Art. 7º Os desenhos industriais objeto de designações do Brasil serão
examinados em conformidade com o previsto na Lei n° 9.279, de 14 de maio de 1996, e
com as condições estabelecidas pelo INPI.
Art. 8º Qualquer desenho industrial que seja objeto de designação do Brasil
gozará da mesma proteção conferida a um desenho industrial registrado diretamente no
INPI, nos termos da Lei n° 9.279, de 14 de maio de 1996, desde que o INPI:
I - tenha notificado a Secretaria Internacional sobre a declaração de concessão
da proteção ao desenho industrial;
II - não tenha notificado a Secretaria Internacional, no prazo de 6 (seis) meses
a contar da notificação da designação do Brasil, sobre uma recusa dos efeitos do registro
internacional daquele desenho industrial; ou
III - tenha retirado uma recusa dos efeitos do registro internacional daquele
desenho industrial.
Art. 9º Para o reconhecimento do direito de prioridade previsto no art. 99 da
Lei n° 9.279, de 14 de maio de 1996, o titular do registro internacional deverá apresentar
ao INPI, no prazo de 90 (noventa) dias contados da data da publicação do registro pela
Secretaria Internacional, uma cópia do documento hábil da origem, na qual deverão
constar a data, o número e as figuras do pedido correspondente, acompanhada de sua
tradução simples.
§1º No caso do registro internacional no qual o Brasil seja Parte Contratante
designada estar fielmente contido no documento hábil da origem, será suficiente uma
declaração do titular a este respeito para substituir a tradução simples.
§2º O INPI realizará o exame do documento hábil da origem disponível na
biblioteca digital do Serviço de Acesso Digital a Documentos Prioritários da Organização
Mundial da Propriedade Intelectual (DAS) mediante código de acesso informado no registro
internacional, o que isenta o titular do registro internacional da apresentação referida no
caput.
§3º A informação do código de acesso ao documento hábil da origem na
biblioteca digital do Serviço de Acesso Digital a Documentos Prioritários da Organização
Mundial da Propriedade Intelectual (DAS) enseja declaração tácita do titular nos termos do
§2º, dispensando a apresentação da tradução simples.
§4º Caso o documento hábil da origem não seja apresentado no prazo
prescrito, será desconsiderada a data da prioridade e considerada a data do depósito do
registro internacional.
§5º O INPI aceitará a apresentação, pelo titular, de documentos que
comprovem a publicação e a data da publicação do desenho industrial com o objetivo de
provar a divulgação não prejudicial do desenho industrial que seja objeto do registro
internacional.
§6º Não serão aceitos documentos de prova de divulgação não prejudicial que
excedam os 180 (cento e oitenta) dias anteriores à data de depósito do pedido
internacional ou da prioridade reivindicada, se promovida nas situações previstas nos
incisos I a III do art. 12 da Lei n° 9.279, de 14 de maio de 1996.

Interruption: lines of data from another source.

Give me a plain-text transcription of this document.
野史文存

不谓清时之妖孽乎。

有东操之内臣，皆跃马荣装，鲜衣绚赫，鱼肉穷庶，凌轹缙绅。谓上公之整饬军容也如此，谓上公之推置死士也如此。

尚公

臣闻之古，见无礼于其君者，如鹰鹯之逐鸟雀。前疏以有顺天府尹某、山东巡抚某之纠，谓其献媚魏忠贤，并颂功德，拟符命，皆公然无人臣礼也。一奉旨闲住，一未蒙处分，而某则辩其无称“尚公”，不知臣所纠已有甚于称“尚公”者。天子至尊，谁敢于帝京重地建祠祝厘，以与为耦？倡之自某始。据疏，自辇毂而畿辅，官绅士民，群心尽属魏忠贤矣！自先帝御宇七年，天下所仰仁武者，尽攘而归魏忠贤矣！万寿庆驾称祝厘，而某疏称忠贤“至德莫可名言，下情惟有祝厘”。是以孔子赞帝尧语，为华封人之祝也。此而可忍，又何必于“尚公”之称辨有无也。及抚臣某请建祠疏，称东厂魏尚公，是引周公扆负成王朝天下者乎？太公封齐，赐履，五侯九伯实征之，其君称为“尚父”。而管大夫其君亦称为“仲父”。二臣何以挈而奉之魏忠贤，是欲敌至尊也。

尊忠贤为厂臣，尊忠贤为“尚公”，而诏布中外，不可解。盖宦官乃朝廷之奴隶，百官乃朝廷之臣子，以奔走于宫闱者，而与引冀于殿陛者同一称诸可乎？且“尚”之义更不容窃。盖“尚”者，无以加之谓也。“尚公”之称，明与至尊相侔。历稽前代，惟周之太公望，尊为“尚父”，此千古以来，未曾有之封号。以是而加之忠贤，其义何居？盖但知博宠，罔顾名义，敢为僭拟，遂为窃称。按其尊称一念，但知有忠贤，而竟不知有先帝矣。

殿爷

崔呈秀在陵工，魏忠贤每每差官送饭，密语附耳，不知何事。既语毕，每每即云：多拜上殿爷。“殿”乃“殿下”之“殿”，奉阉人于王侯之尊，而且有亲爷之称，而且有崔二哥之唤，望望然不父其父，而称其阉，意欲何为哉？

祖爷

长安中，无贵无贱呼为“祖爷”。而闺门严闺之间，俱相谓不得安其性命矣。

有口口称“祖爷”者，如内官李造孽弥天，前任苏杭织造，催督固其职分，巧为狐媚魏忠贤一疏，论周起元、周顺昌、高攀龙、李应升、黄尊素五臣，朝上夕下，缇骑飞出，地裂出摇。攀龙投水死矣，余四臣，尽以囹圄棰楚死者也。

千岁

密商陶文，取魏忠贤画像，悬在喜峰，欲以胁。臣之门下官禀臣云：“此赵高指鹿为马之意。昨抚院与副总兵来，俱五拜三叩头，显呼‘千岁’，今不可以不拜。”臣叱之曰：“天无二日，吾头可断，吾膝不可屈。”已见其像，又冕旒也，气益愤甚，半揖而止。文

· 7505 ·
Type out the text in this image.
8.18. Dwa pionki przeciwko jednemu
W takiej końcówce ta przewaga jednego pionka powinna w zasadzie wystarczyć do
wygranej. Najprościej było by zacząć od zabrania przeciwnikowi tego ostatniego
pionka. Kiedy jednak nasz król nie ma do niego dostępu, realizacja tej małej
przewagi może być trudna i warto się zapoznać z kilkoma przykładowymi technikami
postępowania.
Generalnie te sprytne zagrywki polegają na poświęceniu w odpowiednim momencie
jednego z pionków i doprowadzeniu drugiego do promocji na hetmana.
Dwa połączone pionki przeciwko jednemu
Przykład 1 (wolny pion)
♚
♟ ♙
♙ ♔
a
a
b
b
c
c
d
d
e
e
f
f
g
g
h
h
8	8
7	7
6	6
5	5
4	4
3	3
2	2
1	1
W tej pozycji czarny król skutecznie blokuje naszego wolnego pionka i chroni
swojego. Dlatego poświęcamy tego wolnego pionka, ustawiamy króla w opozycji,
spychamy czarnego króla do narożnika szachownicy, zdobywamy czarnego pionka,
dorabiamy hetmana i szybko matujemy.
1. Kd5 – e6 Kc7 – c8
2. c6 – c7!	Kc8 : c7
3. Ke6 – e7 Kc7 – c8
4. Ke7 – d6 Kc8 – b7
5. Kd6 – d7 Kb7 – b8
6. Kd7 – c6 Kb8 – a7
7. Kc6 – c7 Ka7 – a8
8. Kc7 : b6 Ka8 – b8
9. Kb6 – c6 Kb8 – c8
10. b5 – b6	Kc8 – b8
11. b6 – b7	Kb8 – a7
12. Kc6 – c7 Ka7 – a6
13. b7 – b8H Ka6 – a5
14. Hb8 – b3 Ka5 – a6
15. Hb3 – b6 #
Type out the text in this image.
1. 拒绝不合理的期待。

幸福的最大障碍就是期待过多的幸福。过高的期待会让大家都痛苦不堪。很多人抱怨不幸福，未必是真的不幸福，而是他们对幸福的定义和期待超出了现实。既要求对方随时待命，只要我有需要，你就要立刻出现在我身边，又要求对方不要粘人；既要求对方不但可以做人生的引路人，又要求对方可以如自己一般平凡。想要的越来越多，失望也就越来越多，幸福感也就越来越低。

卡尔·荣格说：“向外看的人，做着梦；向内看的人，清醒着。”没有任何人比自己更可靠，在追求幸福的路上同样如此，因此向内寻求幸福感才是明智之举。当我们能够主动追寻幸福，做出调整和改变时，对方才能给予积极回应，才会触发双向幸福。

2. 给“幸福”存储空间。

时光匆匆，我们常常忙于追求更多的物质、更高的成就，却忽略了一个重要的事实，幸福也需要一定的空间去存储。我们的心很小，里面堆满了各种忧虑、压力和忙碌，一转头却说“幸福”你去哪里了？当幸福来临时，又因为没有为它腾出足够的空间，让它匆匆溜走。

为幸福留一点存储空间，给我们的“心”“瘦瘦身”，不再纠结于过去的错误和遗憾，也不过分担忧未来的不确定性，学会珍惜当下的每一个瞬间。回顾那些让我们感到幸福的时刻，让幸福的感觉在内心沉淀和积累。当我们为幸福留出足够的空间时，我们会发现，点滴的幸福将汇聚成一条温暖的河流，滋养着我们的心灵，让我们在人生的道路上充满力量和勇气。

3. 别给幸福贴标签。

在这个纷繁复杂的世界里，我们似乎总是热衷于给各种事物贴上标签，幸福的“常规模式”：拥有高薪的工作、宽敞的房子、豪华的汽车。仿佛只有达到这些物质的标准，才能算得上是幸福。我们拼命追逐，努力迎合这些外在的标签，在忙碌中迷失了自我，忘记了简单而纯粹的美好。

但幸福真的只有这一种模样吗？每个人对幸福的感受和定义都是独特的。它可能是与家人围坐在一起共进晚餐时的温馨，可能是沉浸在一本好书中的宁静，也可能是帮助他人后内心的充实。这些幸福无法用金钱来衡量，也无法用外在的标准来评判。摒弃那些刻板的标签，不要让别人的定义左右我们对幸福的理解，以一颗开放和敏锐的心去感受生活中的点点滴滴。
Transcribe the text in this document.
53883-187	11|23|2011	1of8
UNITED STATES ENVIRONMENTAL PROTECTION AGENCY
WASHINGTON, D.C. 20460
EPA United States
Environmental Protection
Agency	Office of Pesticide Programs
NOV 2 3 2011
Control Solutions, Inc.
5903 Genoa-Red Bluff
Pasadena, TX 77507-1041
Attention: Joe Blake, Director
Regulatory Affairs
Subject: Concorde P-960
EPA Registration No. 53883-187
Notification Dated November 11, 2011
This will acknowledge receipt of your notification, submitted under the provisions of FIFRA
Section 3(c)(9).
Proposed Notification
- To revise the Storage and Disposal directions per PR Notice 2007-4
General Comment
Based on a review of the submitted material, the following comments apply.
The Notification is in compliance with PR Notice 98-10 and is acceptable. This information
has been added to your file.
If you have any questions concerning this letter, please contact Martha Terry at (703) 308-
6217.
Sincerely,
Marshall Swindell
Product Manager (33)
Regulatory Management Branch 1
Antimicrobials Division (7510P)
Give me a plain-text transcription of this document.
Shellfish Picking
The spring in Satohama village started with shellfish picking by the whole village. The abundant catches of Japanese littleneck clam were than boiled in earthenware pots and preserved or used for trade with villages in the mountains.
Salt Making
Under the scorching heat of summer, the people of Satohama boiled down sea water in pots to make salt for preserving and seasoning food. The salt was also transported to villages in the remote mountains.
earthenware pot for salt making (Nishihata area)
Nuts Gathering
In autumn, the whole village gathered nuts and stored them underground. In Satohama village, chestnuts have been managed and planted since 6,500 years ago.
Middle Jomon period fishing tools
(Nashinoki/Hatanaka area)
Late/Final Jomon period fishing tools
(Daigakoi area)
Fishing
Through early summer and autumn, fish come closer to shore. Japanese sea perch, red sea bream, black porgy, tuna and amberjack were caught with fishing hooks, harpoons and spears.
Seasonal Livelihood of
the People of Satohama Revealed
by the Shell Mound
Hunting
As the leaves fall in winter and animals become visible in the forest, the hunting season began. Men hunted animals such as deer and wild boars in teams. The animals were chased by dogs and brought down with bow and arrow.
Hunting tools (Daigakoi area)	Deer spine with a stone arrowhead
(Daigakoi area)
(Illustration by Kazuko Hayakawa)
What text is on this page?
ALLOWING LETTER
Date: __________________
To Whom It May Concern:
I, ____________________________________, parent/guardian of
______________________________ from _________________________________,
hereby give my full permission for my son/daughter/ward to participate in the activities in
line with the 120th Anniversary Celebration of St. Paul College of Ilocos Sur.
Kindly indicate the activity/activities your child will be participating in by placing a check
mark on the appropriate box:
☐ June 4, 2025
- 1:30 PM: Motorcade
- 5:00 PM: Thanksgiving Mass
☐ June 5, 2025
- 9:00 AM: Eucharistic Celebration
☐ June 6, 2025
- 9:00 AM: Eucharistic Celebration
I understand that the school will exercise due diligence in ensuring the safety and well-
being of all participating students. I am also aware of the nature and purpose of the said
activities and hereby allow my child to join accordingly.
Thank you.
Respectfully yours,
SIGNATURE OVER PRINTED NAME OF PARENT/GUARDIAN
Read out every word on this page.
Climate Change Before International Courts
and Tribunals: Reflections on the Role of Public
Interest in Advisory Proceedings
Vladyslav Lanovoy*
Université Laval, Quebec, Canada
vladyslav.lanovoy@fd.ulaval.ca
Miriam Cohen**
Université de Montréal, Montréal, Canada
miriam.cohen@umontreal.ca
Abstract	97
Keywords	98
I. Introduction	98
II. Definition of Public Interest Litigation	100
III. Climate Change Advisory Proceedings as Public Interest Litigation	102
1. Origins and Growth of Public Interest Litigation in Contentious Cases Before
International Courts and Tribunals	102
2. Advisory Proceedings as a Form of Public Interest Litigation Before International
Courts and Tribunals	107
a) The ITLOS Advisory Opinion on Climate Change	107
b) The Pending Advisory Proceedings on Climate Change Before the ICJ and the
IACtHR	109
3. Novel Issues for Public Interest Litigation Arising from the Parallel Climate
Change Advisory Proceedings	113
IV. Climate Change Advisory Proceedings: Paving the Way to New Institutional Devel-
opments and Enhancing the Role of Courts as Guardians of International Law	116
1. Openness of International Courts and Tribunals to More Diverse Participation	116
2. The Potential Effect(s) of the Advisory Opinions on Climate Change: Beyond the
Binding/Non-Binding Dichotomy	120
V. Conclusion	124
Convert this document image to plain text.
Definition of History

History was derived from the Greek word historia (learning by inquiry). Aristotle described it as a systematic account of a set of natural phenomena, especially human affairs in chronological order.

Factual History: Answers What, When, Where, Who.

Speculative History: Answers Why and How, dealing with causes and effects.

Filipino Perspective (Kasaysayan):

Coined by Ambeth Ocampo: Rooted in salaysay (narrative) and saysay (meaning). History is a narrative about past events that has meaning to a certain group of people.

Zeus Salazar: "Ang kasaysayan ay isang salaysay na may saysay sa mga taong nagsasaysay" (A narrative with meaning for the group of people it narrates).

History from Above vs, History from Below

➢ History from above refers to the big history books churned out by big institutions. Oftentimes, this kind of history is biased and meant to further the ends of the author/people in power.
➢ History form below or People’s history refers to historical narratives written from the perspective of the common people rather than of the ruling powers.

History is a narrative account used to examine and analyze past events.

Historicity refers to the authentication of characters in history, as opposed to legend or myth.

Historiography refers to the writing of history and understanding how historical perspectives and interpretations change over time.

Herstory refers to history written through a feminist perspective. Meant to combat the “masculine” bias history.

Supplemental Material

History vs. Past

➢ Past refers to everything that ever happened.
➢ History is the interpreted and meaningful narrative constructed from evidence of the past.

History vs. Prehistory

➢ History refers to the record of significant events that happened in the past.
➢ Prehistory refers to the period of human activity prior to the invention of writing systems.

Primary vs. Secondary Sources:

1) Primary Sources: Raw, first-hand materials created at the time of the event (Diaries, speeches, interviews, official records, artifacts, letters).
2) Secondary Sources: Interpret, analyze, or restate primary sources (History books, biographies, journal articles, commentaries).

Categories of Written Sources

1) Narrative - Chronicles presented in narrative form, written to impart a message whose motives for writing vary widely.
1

Art. 10. O INPI enviará à Secretaria Internacional, no prazo de 6 (seis) meses a
contar da notificação da designação do Brasil:
I - notificação de recusa da proteção; ou
II - declaração de concessão da proteção, referente ao deferimento da
designação.
§1º As notificações de recusa serão enviadas para comunicar:
I - a formulação de exigências durante o exame;
II - a suspensão do exame em razão de ação judicial; ou
III - a decisão de indeferimento da designação.
§2º As recusas enviadas para comunicar a formulação de exigência durante o
exame, de que trata o inciso I do §1º, informarão:
I - as disposições legais que fundamentam a exigência formulada; e
II - a orientação quanto ao cumprimento da exigência dentro do prazo legal.
§3º As recusas enviadas para comunicar a decisão de indeferimento da
designação, de que trata o inciso III do §1º, informarão:
I - as disposições legais que fundamentam o indeferimento; e
II - a orientação quanto à apresentação de recurso administrativo dentro do
prazo legal.
§4º Não sendo enviada notificação de recusa pelo INPI no prazo previsto no
caput, a proteção à designação do Brasil será concedida.
§5º A declaração de concessão da proteção da designação e as comunicações
de que tratam os incisos I, II e III do §1º serão publicadas no meio de comunicação oficial
do INPI.
Art. 11. O INPI poderá recusar os efeitos de um registro internacional com o
fundamento de que:
I - as reproduções contidas no registro internacional não representam clara e
suficientemente o desenho industrial e suas variações, se houver, de modo a possibilitar
sua reprodução por técnico no assunto, contrariando o disposto no parágrafo único do art.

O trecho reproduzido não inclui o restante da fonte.